Phlegra pusilla

Scientific classification
- Kingdom: Animalia
- Phylum: Arthropoda
- Subphylum: Chelicerata
- Class: Arachnida
- Order: Araneae
- Infraorder: Araneomorphae
- Family: Salticidae
- Subfamily: Salticinae
- Genus: Phlegra
- Species: P. pusilla
- Binomial name: Phlegra pusilla Wesołowska & van Harten, 1994

= Phlegra pusilla =

- Authority: Wesołowska & van Harten, 1994

Species of spider

Phlegra pusilla is a species of jumping spider in the genus Phlegra. The male was first described in 1994 from a sample from Yemen. The female was subsequently described in 2006, and the distribution of the species was identified across Africa from Senegal to Zimbabwe and into the Arabian Peninsula. The species is identified by a characteristic pattern on the carapace and the structure of the copulatory organs.

==History==
The male was first described in 1994 by Wesołowska and van Harten, and the female by Logunov and Azarkin in 2006. The species was placed in the genus Phlegra with a name that translates "very little".

==Description==
A small spider, Phlegra pusilla is identified by a characteristic colour pattern on the carapace, as well as by the structure of the copulatory organs.
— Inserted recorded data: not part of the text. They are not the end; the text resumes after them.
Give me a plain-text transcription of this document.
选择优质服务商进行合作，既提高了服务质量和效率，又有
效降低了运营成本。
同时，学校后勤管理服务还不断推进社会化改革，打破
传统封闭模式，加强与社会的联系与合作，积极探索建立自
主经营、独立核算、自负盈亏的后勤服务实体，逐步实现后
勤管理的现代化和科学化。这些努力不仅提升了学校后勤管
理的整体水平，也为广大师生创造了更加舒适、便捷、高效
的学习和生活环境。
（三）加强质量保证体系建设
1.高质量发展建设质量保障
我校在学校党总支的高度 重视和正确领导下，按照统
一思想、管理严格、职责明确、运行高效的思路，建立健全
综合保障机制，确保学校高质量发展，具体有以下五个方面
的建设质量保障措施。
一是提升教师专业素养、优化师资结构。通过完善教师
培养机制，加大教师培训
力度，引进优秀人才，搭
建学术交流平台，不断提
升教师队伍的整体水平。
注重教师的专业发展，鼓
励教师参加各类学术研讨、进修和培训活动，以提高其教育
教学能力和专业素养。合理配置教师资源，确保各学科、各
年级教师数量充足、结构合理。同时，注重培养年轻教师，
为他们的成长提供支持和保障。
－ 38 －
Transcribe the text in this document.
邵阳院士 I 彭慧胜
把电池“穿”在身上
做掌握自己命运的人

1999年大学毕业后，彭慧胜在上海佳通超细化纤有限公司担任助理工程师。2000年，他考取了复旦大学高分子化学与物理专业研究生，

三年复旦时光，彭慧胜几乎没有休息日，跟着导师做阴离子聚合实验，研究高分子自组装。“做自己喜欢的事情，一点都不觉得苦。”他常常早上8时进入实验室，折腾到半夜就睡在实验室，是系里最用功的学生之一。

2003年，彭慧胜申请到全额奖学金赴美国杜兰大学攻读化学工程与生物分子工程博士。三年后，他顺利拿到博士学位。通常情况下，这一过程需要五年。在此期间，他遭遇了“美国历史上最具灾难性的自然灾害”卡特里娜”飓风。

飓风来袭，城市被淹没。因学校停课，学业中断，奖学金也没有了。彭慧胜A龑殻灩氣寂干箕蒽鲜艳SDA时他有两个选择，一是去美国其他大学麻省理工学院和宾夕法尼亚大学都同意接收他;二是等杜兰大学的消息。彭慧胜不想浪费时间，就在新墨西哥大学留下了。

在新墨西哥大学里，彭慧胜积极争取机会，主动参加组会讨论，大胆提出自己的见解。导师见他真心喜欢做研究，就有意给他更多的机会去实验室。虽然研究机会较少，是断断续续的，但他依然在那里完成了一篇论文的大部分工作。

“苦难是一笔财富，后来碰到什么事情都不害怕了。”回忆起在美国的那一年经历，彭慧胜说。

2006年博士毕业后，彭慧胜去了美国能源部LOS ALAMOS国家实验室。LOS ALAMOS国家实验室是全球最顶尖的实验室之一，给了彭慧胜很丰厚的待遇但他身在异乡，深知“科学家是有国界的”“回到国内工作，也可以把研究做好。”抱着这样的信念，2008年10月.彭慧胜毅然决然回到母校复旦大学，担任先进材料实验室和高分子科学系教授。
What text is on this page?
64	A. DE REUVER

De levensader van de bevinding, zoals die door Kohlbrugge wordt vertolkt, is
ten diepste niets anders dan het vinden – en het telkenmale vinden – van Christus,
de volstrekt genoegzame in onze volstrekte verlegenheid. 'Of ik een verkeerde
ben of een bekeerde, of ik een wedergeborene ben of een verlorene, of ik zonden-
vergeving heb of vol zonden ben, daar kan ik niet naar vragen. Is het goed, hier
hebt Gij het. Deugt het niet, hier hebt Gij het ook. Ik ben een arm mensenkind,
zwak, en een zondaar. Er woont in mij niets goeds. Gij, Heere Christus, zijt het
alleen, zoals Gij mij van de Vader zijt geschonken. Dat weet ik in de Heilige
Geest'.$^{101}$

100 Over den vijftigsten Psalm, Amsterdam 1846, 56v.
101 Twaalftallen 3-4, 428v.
The male embolus has a thin, slightly twisted tip and a wide base and the female has a shallow rounded trench close to the epigastric furrow. The clypeus of males may also have a peculiar colour pattern of transverse brownish lines.

==Distribution==
The species was first observed in Yemen and was subsequently found in locations across Africa from Senegal to Zimbabwe. Examples have been found in Kenya and Tanzania that were initially misidentified as Phlegra nuda. It was also identified in the United Arab Emirates based on samples also misidentified as Phlegra nuda.